Will the Attorney-General assure us that the Serious Fraud Office will not be swallowed up by the national crime agency, relegating fraud and corruption to third place after terrorism and organised crime?
I am absolutely confident—because of my own commitment and that of my fellow Ministers to this matter—that the area of crime the right hon. Gentleman identifies is of the highest priority to the Government. That is precisely why it is being discussed. I can reassure him—and I will stand by it when the time comes for announcements—that the outcome will commend itself, I hope, widely across the House.
9. When he last met the Director of the Serious Fraud Office to discuss the investigation and prosecution of transnational bribery. (56997)
I hold monthly meetings with the director of the Serious Fraud Office to discuss all aspects of the SFO’s work, including transnational bribery. As the hon. Gentleman will know, the Bribery Act 2010 comes into force on 1 July and the SFO is well prepared for it.
I was reassured by some of what the Attorney-General said in reply to an earlier group of questions. Richard Alderman is a very talented civil servant who has greatly improved the performance of the SFO, but I believe that that improvement is threatened by the proposal to break the SFO into an investigating arm and a prosecuting arm.

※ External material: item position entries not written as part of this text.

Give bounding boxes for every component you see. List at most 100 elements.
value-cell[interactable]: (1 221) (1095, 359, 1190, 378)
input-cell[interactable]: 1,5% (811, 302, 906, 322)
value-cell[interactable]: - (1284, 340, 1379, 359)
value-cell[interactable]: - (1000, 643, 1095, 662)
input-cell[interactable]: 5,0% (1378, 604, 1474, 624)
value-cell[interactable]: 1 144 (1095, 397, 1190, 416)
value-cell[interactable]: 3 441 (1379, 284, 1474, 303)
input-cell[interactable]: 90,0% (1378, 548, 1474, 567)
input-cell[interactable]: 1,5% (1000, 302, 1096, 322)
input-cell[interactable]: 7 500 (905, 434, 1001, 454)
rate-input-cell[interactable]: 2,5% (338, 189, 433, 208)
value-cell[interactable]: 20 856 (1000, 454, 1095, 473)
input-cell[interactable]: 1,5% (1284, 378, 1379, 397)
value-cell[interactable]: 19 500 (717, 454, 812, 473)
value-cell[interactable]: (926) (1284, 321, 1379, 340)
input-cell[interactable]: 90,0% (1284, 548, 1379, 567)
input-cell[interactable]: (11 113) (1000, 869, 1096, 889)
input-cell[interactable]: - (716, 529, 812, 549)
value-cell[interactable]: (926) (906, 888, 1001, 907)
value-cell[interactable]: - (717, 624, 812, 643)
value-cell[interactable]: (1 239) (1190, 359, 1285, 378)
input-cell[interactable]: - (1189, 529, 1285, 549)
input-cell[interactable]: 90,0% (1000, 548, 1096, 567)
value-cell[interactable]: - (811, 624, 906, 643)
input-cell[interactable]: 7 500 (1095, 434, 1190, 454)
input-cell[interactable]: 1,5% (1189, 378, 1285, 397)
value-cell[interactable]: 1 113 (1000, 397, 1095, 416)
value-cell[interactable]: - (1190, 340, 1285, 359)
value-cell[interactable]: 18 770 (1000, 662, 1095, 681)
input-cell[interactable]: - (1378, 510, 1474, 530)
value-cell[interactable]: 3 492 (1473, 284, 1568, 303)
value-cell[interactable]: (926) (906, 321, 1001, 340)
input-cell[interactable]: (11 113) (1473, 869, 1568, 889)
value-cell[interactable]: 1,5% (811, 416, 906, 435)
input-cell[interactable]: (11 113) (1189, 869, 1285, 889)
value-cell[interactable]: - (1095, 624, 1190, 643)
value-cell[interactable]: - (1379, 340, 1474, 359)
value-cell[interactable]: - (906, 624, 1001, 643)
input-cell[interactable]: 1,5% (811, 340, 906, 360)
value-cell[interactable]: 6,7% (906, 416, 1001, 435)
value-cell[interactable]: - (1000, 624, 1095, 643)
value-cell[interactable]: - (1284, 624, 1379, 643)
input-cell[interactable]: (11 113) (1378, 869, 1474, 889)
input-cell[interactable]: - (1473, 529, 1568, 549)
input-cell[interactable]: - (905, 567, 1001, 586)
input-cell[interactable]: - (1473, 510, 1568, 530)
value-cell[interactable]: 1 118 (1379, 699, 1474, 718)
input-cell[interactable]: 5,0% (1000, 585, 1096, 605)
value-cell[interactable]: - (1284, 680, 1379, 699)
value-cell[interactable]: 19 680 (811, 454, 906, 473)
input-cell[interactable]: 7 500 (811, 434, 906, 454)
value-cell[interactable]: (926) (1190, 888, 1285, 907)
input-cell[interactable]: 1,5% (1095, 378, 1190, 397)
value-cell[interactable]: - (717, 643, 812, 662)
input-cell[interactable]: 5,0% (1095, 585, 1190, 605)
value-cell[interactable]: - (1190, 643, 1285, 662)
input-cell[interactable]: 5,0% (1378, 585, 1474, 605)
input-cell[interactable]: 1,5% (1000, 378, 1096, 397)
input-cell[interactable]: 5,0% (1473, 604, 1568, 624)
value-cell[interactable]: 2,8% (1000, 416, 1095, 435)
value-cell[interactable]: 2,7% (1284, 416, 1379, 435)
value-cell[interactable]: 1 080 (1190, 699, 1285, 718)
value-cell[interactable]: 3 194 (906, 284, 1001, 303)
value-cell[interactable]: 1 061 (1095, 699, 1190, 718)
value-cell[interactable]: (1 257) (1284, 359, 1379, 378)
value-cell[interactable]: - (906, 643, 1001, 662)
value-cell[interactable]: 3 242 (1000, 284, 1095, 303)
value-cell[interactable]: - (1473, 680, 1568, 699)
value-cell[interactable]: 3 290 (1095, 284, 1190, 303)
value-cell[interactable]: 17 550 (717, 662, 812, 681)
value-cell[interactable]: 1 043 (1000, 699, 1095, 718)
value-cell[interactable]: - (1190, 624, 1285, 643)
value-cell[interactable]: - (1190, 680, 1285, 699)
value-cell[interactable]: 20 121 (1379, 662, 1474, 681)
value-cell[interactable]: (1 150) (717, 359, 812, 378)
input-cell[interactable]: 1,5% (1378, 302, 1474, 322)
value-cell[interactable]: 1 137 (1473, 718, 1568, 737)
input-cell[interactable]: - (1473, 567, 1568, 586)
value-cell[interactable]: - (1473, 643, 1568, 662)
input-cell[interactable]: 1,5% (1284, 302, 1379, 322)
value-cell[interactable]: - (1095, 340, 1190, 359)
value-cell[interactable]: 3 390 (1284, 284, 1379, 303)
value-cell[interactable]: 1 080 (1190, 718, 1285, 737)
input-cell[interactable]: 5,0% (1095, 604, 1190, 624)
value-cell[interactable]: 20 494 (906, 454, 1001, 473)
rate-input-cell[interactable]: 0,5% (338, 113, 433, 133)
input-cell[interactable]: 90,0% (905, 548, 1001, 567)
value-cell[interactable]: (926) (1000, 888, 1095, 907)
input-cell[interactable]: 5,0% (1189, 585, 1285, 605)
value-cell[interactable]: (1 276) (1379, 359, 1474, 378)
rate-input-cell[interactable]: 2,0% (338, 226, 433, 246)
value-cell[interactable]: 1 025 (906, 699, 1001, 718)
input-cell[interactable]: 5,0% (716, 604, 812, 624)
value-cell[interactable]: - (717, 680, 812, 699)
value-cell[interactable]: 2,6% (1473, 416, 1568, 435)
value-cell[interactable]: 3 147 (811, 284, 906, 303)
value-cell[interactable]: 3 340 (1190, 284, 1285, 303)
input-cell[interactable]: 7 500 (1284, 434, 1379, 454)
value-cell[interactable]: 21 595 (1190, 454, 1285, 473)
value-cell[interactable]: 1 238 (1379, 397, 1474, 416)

It appears that the Law Officers are currently having an argument with the Home Office about the matter. The House clearly supports the Law Officers. May I have an assurance that even if the nature of the SFO changes, the prosecuting and investigating arms of whatever new agency takes over will be kept under one roof?
I thank the hon. Gentleman and agree with his assessment of the SFO’s director, Mr Richard Alderman, who has proved to be a loyal and dedicated public servant and prosecutor in whom the Attorney-General and I have the utmost confidence.
I am delighted by the hon. Gentleman’s support for the Law Officers. We accept whatever support we can whenever we can get it. On that basis, I will quit while I am ahead.